RMD Still Working Exception

by Craig Moser on October 6, 2017

Required minimum distributions (RMDs) are a fact of life for most retirement account owners once they reach age 70 ½.  However, if you fit the definition, you may be able to delay RMDs thanks to the RMD Still Working Exception.  When you finally decide to throw in the towel and begin your well-earned retirement, RMDs begin.  At this point, you need to proceed with caution.  You don’t want to start your golden years with a 50% penalty on RMDs you didn’t take.  To help you better understand, let’s take a look at RMDs and the “still working” exception.


RMD Still Working Exception

If you have a company retirement plan, the required beginning date for RMDs is April 1st of the year following the year you reach age 70 ½.  However, if you don’t own more than 5% of the company and your plan allows, you can delay your RMD to April 1st of the year following the year you actually retire.  This is the “still working” exception.  It only applies to RMDs from the employer-sponsored plan(s) of an employer you are currently working for, but doesn’t apply to IRAs.  In addition, the exception doesn’t apply to employer plans if you aren’t currently working for that company.

Be aware the “still-working” exception isn’t available in all plans.  Check you individual plan to see if the exception is available to you.


RMDs Begin the Year You Retire

When you finally retire,  you must take an RMD April 1 of the year following your retirement.  This is true no matter how late in the year you retire.

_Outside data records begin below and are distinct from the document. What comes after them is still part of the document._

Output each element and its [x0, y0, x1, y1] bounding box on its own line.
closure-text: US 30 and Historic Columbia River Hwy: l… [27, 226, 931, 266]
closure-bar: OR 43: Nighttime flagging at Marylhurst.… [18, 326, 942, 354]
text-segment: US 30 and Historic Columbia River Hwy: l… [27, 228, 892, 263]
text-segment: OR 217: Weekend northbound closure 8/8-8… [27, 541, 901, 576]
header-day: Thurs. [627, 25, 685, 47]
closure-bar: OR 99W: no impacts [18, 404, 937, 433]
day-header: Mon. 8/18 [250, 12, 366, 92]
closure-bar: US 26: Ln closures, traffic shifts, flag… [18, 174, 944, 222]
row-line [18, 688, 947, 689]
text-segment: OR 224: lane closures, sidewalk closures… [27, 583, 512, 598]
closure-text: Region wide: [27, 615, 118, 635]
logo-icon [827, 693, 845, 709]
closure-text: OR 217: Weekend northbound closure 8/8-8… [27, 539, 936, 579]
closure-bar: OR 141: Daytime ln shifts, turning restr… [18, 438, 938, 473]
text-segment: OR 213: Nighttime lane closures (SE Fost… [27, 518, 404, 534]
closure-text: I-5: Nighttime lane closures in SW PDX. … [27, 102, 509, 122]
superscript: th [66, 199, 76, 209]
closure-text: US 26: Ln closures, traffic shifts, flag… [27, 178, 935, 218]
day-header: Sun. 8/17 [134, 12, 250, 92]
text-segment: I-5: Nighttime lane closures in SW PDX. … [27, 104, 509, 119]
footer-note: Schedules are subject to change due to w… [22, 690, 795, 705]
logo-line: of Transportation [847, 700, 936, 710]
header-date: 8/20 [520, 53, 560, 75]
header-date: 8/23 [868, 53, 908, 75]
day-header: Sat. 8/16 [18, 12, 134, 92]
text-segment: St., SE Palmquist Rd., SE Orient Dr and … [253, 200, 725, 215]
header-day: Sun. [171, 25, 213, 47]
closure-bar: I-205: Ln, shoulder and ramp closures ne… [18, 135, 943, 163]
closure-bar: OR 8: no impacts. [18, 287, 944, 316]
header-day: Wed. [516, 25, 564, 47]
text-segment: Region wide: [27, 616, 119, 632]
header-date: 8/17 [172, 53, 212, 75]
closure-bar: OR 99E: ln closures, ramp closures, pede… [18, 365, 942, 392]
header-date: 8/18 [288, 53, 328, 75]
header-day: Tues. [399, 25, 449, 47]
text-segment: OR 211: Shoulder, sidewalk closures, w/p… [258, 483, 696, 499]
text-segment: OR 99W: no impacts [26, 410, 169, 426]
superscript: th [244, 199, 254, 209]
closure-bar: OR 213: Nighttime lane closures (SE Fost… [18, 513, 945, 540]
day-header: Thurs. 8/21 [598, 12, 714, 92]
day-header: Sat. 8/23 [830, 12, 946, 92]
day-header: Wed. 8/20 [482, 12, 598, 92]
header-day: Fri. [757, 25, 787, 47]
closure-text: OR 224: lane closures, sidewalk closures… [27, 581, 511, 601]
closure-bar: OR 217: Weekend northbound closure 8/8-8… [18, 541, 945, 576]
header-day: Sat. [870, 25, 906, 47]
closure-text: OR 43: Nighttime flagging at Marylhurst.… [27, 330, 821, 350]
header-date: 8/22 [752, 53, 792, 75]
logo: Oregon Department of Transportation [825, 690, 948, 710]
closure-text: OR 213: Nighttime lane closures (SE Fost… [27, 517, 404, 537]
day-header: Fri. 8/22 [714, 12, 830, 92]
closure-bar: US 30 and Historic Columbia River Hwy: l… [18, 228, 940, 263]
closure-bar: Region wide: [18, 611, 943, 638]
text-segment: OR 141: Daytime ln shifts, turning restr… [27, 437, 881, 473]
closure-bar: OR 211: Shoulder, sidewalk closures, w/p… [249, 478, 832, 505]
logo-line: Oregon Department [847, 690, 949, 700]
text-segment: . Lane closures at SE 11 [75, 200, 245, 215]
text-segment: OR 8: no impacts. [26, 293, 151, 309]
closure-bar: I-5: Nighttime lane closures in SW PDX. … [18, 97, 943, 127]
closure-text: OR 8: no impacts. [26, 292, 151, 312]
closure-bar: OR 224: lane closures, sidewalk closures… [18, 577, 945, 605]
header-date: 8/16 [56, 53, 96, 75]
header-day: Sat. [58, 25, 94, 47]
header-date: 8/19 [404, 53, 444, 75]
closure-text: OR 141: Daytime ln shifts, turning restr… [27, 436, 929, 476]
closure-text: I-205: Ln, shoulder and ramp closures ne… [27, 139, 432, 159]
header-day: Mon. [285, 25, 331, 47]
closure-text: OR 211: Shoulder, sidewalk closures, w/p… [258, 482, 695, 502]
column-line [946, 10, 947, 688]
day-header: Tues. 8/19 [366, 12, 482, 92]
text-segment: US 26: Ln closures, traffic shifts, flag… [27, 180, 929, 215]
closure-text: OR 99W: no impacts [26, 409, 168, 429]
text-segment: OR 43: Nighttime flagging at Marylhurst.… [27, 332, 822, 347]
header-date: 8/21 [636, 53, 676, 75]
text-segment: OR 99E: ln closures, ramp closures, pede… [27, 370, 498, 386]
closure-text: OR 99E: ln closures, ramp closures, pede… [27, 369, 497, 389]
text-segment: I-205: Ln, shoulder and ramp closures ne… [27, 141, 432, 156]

Example: Pedro, age 75, is still working for a company.  He does not have to take RMDs from the company plan until April 1 of the year after he retires.  Pedro decides to retire December 1, 2016.  Pedro must take an RMD for 2016.  He has until April 1, 2017 to take the RMD.


Rolling Over to an IRA

Once retired, rolling a company plan to an individual IRA is a little complicated.  In this situation, your RMD is always the first money to leave your retirement account, and it cannot be rolled over.  After the RMD is taken, money remaining in your retirement account can then be rolled to your IRA.

You don’t need to take a RMD from your IRA for the year of the rollover.  You take the RMD on those funds the following year.

Example: Pedro from our previous example, decides he would like to do a direct rollover to a newly established IRA from his company plan upon retirement in 2016.  Pedro must take his RMD in 2016 prior to rolling over the remainder of his plan balance.  Even though his required beginning date is April 1, 2017, because he is taking a distribution from the plan in 2016, his 2016 RMD will be the first money out.  He does not need to also take an RMD from his IRA for 2016.  In 2017, he will need to take an RMD from the IRA.


Professional Advice

The rules can be complex.  Consult a knowledgeable tax advisor.